My surgery was scheduled during school drop-off, so it was decided my mother would take me. Here's a snapshot of our conversation in the car:

"I can't believe a daughter of mine is having plastic surgery."

"I'm your only daughter. Actually, your only child!"

"Because what if it goes all wrong and you end up sneezing through your clitoris? I mean, I would love to have a neck lift, but it's too late for me now..."

"It's not too late, Mom."

"Why can't you just accept me the way I am? You think I'm hideous!"

"Mom, you passed the place! Turn around. Make a u-turn!"

Five minutes (and no death toll) later, mom and I were ushered into the OR prep room. She informed the nurses that she didn't understand why her beautiful daughter was having this procedure, after which the nurses all felt obligated to tell me how beautiful I already was.

This continued until Dr. Bottom arrived and snapped a Polaroid of my eyes. My mother watched the close-up develop then gasped, "Maybe you do need this surgery."

I turned to one of the nurses and cried, "Give me the anesthesia, now!" The last thing I remember before they put me under was my mother wailing, "Her eyes were her one beauty!"

"Shannon. Open your eyes. Open your eyes, Shannon."

I opened my eyes and saw Dr. Bottom and the anesthesiologist peering down at me. Neither of them could frown thanks to the Botox. They'd awoken me mid-surgery to make sure my eyes were even so I didn’t end up looking like Marty Feldman.

The second time I awoke I was bandaged and in the recovery station -- then somehow ended up in my mom's Volvo wearing Betty Ford celebrity rehab sunglasses as she drove us home in the wrong direction.

After touring the entire L.A. basin and adjacent territories we finally arrived home and I took to my bed.

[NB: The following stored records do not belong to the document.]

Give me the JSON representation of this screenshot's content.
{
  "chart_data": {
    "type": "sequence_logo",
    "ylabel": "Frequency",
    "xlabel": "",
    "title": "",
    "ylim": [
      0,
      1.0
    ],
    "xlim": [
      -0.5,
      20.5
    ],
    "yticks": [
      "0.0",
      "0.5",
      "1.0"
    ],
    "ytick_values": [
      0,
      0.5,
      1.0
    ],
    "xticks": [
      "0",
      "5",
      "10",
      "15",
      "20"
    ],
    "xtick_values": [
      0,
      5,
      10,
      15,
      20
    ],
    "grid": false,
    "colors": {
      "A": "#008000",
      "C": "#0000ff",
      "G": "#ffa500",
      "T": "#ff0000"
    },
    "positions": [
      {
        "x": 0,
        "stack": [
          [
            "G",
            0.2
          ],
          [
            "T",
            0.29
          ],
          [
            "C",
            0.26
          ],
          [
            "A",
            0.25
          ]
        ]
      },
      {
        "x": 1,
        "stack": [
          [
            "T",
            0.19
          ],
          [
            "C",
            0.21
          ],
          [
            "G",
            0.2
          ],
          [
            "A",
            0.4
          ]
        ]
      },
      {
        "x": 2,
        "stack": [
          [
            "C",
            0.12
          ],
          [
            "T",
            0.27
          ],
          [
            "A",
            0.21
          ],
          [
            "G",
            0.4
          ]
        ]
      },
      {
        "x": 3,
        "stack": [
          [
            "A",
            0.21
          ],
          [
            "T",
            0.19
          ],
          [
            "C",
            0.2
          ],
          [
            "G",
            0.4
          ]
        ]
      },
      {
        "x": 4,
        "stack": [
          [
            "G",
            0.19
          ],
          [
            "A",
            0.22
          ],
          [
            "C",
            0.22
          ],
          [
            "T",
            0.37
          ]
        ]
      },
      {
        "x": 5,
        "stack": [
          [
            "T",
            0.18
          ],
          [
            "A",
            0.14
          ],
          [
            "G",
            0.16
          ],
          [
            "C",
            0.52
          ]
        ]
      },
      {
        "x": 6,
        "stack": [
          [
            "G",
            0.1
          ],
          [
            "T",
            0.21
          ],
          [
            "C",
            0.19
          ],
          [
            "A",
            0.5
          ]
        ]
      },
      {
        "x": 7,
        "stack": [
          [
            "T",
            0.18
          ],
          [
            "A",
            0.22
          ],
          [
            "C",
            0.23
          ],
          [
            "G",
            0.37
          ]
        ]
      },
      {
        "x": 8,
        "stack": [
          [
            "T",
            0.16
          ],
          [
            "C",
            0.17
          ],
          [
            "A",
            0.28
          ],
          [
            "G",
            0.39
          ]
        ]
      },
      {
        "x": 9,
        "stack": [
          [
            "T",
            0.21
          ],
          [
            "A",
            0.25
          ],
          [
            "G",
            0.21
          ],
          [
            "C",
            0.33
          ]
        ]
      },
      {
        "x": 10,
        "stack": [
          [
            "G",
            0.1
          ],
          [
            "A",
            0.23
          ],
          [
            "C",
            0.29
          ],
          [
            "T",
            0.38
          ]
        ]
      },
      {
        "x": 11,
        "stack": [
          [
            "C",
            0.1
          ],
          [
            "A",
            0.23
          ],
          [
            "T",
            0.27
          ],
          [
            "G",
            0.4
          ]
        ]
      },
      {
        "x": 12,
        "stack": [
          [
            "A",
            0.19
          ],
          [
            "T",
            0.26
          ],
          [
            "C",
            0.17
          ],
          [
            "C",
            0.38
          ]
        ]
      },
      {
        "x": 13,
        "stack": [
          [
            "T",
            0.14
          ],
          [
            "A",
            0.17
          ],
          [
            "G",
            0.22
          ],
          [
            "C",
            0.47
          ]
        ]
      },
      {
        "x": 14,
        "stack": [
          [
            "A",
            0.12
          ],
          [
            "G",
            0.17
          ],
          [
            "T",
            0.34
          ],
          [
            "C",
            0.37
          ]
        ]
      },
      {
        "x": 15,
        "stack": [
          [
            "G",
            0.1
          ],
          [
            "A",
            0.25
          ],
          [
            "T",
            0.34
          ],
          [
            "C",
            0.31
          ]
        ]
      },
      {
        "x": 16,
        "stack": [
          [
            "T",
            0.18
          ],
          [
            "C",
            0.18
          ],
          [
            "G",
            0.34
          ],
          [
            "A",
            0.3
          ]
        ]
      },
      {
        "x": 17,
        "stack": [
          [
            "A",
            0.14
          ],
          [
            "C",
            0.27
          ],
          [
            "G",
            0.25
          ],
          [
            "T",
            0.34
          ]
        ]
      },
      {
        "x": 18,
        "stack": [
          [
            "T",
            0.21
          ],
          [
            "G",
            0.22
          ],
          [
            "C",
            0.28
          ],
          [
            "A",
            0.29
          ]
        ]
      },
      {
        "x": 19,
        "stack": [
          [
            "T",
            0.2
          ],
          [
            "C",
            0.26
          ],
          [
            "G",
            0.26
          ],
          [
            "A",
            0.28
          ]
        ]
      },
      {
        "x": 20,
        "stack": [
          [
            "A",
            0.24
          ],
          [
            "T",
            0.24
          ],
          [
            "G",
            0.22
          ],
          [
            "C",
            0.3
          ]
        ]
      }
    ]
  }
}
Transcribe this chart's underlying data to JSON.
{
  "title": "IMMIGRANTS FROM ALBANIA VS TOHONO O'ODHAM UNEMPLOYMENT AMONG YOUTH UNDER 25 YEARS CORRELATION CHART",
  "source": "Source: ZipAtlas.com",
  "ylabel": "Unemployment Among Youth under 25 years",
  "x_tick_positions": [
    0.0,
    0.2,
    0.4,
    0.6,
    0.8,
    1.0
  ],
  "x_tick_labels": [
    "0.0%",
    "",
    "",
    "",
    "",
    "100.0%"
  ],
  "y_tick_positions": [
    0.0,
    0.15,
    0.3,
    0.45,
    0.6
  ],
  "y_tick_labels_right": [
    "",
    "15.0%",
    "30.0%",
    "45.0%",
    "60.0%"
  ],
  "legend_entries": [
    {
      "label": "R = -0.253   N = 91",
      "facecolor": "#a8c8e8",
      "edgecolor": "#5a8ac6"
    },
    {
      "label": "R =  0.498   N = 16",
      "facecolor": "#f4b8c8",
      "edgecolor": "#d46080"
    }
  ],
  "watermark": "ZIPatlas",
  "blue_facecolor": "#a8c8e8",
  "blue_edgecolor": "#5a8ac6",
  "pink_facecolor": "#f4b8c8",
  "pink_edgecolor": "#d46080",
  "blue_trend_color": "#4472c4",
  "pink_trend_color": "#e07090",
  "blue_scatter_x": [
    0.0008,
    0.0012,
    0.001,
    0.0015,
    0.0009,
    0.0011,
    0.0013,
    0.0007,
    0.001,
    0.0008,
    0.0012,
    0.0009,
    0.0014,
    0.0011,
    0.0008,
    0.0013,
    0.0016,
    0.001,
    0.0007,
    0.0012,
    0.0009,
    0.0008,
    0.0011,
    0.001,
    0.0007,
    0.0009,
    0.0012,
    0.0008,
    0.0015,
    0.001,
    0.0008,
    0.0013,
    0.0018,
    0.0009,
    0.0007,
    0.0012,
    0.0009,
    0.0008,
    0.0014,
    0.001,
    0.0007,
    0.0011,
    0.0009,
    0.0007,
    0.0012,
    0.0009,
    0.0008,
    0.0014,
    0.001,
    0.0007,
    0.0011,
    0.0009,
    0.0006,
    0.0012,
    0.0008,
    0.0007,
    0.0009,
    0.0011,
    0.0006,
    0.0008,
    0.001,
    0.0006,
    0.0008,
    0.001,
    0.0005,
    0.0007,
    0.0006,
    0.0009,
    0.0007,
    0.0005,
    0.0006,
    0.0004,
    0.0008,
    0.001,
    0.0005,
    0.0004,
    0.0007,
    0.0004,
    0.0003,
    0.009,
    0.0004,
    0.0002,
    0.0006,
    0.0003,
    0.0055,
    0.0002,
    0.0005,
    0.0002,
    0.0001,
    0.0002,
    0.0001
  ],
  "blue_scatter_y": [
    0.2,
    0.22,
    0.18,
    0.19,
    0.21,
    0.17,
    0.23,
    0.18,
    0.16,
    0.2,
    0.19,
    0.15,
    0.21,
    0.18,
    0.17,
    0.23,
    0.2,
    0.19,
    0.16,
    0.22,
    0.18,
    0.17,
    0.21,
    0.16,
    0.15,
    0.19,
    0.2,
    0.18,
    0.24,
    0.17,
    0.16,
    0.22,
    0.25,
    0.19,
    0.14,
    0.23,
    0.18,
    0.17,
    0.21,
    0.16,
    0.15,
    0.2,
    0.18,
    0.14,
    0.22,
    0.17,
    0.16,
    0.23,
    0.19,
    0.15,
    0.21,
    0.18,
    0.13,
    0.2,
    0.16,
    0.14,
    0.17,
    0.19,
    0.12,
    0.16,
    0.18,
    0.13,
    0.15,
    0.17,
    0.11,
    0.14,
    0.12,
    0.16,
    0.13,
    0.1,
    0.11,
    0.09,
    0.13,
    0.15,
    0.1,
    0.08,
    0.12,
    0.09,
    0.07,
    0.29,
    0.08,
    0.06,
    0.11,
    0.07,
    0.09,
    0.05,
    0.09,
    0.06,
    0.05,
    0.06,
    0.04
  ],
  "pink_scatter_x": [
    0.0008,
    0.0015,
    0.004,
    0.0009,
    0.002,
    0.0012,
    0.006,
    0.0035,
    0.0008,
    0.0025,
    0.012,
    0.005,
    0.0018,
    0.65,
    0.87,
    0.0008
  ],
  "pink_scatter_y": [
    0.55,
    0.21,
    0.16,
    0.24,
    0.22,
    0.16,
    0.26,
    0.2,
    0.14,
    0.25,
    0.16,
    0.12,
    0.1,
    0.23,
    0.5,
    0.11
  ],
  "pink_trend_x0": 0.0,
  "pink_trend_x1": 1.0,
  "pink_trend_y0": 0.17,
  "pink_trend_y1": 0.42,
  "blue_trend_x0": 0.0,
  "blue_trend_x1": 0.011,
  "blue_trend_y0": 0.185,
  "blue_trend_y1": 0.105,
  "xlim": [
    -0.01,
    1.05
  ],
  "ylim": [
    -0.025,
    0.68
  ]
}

It was two months before I could go outside without the villagers throwing a burlap sack over my head, locking me in a cage and poking me with sticks as I screamed, "I am not an animal!" During that time I did worry about how my surgery would affect my girls. Especially Bridget, who'd caught me on the toilet without my dark glasses.

As I lay in bed with a bag of frozen peas on my head and a bottle of Vicodin in my clutches I overheard a conversation in the hallway that reassured me.

Bridget: (scandalized whisper) "I saw Mommy's eyes."

Clare: "Were they scary?"

Bridget: "Yeah, they were... but she's still the same funny Mommy!"

A year later I'm very happy with the results of my plastic surgery, but even happier to know the most important people don't love me for my looks. Scary eyes or not.